Wednesday, September 11, 2013

New release - Auchentoshan Virgin Oak

The Auchentoshan Virgin Oak is the latest new limited edition bottling from the increasingly popular Lowland single malt distillery. This news follows hot on the heels of a similar release from Auchentoshan's sibling distillery of Glen Garioch, which we have reviewed here. The whisky has been fully matured in ex-American virgin oak casks (the term 'virgin' refers to the fact that the casks have never had any spirit maturing in them before), which is rare in the Scotch whisky industry.

Auchentoshan (pronounced ock-en-tosh-an) is the nearest distillery to Glasgow. It is located in the Lowlands region and sits to the north west of the city near Clydebank. It was officially founded in 1823, although records shown a distillery called Duntocher operating very nearby in the early 1800s. Auchentoshan translates as ‘corner of the field’ from the local form of Gaelic and is currently owned by Morrison Bowmore, which is a subsidiary of the Japanese company Suntory. It has a current production of 1.75 million litres per year.
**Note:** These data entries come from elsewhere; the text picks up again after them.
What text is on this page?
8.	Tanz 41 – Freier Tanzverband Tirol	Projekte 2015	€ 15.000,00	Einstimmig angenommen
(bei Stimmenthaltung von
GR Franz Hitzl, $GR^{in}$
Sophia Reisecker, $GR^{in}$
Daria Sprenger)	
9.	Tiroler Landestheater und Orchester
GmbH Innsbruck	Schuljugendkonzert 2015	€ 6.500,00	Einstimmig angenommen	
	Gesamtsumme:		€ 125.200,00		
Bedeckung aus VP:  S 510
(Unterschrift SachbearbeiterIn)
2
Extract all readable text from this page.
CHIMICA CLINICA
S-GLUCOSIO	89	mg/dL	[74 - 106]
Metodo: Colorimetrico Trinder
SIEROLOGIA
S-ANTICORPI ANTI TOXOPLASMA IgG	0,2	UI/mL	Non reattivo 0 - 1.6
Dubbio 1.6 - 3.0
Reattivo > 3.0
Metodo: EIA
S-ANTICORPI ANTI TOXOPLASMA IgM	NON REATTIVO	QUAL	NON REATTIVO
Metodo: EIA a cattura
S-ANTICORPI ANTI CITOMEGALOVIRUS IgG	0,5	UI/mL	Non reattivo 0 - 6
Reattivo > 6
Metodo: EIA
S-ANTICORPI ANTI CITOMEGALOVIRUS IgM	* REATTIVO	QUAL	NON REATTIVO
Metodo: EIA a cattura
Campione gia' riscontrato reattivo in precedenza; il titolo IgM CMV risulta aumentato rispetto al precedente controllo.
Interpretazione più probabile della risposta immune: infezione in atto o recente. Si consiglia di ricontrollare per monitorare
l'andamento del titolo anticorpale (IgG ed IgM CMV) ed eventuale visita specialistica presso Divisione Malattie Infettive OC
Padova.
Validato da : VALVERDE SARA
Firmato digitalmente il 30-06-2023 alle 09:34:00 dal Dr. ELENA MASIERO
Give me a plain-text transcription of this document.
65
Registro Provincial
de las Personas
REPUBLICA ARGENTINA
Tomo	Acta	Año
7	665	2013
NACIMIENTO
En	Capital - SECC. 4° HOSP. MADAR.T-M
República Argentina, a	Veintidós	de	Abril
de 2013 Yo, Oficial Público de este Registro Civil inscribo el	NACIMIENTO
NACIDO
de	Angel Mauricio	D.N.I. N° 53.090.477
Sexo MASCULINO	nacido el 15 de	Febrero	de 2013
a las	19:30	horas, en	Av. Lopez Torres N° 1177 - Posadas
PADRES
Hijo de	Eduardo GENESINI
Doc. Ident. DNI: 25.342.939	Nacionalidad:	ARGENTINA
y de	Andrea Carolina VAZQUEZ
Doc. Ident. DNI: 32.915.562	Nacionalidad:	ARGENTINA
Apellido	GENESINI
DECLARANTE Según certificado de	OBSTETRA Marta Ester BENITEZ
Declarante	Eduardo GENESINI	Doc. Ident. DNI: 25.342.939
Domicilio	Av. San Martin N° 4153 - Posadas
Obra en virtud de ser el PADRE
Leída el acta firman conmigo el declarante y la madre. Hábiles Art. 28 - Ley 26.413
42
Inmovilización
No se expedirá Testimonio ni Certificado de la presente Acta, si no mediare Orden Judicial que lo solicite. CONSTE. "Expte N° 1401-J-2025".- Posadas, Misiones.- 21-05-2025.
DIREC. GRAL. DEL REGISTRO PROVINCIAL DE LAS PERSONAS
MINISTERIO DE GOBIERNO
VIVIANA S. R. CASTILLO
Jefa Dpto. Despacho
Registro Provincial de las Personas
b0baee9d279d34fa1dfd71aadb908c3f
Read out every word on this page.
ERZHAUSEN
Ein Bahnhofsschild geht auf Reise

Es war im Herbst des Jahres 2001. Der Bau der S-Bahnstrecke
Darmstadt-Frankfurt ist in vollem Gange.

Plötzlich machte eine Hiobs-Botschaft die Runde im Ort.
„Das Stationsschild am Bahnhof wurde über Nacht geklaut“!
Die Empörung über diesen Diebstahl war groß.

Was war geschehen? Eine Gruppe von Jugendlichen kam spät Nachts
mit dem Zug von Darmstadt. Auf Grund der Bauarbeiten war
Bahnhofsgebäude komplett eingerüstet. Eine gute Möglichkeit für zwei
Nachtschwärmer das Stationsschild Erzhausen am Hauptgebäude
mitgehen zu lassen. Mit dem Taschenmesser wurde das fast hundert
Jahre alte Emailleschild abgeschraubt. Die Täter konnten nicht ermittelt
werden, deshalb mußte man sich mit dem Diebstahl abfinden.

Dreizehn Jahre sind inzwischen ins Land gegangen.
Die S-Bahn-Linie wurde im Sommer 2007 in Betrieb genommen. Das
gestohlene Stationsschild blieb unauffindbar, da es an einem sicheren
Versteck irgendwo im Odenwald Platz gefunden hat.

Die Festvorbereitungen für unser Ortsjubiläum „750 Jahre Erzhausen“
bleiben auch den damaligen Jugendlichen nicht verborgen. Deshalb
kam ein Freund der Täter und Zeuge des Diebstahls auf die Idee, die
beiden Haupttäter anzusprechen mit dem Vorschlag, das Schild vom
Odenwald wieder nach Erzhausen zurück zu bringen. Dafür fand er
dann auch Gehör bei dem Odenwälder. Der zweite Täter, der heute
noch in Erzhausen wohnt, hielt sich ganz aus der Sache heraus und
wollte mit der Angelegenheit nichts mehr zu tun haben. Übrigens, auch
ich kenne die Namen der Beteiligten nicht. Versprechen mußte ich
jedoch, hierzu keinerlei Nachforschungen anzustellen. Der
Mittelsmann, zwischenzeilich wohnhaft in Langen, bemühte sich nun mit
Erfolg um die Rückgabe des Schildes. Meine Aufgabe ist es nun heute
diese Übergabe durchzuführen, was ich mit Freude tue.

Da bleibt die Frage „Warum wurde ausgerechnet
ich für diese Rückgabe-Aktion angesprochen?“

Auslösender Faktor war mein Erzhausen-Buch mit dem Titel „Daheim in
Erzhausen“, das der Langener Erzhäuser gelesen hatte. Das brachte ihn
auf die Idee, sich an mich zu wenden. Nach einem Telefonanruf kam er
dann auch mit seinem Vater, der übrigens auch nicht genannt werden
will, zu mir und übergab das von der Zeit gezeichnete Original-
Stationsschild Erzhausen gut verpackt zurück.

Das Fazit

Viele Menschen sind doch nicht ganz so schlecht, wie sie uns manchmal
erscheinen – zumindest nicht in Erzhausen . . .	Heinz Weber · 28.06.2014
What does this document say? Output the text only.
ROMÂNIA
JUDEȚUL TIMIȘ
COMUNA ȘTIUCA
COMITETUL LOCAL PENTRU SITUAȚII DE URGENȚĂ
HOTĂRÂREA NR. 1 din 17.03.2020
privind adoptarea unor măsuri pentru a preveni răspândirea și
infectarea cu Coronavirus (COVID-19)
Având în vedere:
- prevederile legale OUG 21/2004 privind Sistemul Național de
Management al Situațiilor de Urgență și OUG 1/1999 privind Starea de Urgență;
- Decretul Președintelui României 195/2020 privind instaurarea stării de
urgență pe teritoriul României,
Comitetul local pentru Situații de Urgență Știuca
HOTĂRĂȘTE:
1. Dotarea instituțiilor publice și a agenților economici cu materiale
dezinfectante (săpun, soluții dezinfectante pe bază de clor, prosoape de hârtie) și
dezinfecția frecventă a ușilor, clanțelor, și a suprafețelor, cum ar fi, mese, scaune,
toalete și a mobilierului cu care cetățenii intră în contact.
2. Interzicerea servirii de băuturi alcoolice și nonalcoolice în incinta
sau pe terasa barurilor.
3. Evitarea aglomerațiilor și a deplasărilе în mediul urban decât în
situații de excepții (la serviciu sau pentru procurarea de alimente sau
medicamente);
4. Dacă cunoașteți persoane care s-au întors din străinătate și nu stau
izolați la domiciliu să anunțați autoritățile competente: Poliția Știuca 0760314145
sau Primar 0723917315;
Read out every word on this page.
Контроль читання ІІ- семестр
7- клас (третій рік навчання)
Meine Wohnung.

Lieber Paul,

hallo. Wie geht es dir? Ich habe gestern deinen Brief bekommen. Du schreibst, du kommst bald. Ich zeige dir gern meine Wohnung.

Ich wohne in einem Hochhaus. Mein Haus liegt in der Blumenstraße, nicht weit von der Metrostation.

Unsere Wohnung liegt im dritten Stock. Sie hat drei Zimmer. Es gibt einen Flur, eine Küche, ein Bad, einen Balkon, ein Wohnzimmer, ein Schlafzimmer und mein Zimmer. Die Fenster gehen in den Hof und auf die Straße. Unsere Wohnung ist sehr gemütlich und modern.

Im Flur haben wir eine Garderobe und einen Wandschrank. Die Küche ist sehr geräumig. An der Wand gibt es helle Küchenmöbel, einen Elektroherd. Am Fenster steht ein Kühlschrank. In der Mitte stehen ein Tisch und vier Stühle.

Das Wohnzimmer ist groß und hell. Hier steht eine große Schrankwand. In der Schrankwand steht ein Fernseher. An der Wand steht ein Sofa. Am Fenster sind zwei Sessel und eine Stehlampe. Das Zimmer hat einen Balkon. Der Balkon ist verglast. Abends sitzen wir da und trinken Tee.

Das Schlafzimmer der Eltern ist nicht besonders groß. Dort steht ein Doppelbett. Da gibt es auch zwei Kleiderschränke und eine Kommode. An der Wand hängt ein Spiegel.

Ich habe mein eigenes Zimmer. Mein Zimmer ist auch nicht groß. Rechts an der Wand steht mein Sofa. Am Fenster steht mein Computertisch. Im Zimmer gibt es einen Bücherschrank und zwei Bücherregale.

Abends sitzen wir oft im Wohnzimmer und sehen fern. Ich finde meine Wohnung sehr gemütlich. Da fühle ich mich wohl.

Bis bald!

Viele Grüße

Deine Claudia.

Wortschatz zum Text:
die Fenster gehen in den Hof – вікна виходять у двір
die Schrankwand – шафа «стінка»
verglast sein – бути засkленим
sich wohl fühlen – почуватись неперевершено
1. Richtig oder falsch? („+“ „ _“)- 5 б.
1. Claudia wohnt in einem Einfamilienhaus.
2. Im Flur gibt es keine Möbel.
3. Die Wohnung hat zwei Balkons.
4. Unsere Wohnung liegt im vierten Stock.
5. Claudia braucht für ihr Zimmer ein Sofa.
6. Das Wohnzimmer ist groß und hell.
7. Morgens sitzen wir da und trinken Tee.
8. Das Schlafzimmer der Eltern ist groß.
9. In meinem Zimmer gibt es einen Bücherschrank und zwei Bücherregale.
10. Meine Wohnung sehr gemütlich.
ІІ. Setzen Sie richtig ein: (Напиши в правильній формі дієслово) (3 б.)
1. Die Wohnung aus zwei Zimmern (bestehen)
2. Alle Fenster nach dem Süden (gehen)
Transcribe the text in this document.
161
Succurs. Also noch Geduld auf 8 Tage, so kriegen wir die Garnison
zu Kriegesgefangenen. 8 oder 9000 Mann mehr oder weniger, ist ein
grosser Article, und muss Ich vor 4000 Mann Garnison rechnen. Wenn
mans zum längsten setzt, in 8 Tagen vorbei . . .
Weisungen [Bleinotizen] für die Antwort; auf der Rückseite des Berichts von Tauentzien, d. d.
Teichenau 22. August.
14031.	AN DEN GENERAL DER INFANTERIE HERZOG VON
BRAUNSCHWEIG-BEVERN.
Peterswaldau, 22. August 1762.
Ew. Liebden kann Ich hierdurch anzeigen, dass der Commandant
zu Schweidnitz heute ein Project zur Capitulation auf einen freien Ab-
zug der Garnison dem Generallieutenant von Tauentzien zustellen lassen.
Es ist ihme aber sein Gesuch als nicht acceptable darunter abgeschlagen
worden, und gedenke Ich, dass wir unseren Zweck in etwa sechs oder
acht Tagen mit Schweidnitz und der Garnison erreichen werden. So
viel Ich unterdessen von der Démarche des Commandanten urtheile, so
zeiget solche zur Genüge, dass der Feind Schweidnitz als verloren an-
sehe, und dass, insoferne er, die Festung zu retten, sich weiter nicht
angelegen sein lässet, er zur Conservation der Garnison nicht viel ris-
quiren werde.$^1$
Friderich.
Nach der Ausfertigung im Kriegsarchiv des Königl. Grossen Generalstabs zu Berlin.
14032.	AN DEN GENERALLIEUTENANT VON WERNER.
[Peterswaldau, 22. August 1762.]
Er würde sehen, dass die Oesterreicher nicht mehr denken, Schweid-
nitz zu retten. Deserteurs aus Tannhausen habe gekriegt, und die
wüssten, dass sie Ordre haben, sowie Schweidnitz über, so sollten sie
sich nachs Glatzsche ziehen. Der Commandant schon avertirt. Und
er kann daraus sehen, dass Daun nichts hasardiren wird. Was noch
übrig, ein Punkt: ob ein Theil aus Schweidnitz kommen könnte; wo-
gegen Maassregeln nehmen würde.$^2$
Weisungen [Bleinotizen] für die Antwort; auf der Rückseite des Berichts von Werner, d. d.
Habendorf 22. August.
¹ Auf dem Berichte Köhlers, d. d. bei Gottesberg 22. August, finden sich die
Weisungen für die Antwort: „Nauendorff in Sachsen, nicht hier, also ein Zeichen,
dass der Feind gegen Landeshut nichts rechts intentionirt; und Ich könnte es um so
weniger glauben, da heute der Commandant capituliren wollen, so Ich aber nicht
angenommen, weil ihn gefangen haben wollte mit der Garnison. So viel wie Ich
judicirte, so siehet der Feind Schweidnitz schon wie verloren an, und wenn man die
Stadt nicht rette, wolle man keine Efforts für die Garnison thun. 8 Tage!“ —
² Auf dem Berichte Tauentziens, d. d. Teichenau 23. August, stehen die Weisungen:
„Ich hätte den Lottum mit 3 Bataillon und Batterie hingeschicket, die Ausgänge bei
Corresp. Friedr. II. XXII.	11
Auchentoshan is unique amongst Scottish whisky distilleries as they triple distil every drop of their spirit. Elsewhere in Scotland the common practice is to distil twice, whereas triple distillation is more commonly associated with Irish whiskies. Triple distillation produces a new make spirit that is lighter and more delicate in flavour and higher in alcohol - Auchentoshan has the highest strength of new make in Scotland at 81.5% ABV.

Auchentoshan have been maturing stock in virgin oak casks since the early 2000s.  The new whisky is presented in the white Auchentoshan 'limited edition' packaging with bold type and iconography. Quantities have not been revealed to date, and it is believed that further batches are in the pipeline. The Virgin Oak will be available shortly through specialist whisky retailers. It is bottled at 46% ABV and carries a recommended retail price of £69.99.

Our tasting notes
The colour is golden yellow and the nose is initially delicate and has a lovely freshness.   There are prominent aromas of honey and vanilla, and these are joined by some crisp green apple and freshly sawn wood.  Underneath is a subtle floral note, which is reminiscent of honeysuckle, and soft aromas of freshly cut grass and Further aromas of brown sugar, cinnamon spice and a twist of lemon zest round things off.

On the palate, there is an instant battle going on - the woody and spicy notes from the nose seem much more prominent, and these threaten to take over the more subtle and delicate notes.  Initially there is plenty of the freshly sawn wood and this is quickly joined by some cinnamon and nutmeg-like spice.  Underneath are the notes of honey and vanilla, which just about hold their own with the help of a lovely creamed coconut note.  For what initially seems like a light and basic whisky, the depth and complexity keeps getting added to.  Then comes some fruit (think of the green apples again and lemon zest, plus something tropical like pineapple), crumbly brown sugar and more honey.  These combinations balance the woody spiciness and adds a pleasant mouthwatering dryness.

The finish begins with the honey-like sweetness, which is joined by notes of vanilla custard and barley sugar.  These fade to reveal the apple and lemon elements, before the woody spices come back to the fore.  It is these, especially the cinnamon and coconut (think of the husks), that leave your mouth feeling very dry.  They linger for ages.  Delicious.

What's the verdict?
This new offering from Auchentoshan is one of their best of recent times.  It mixes a lovely series of delicate, floral and fruity notes with a powerful kick of woody, oaky spice from the virgin oak casks, and does it very well.  These spicy notes could easily overwhelm the more subtle ones, but a balance is just about maintained.  It is a delicious light, vibrant whisky.

We certainly prefer it to the Glen Garioch Virgin Oak mentioned earlier, where the balance is tipped towards the heavy spices.  The main issue with the Auchentoshan for us is the price, which seems slightly high.  If it was around the £50-55 mark, rather than £70, then we would almost definitely buy a bottle.  We suppose the rarity of the casks and nature of the experimentation have dictated the final price.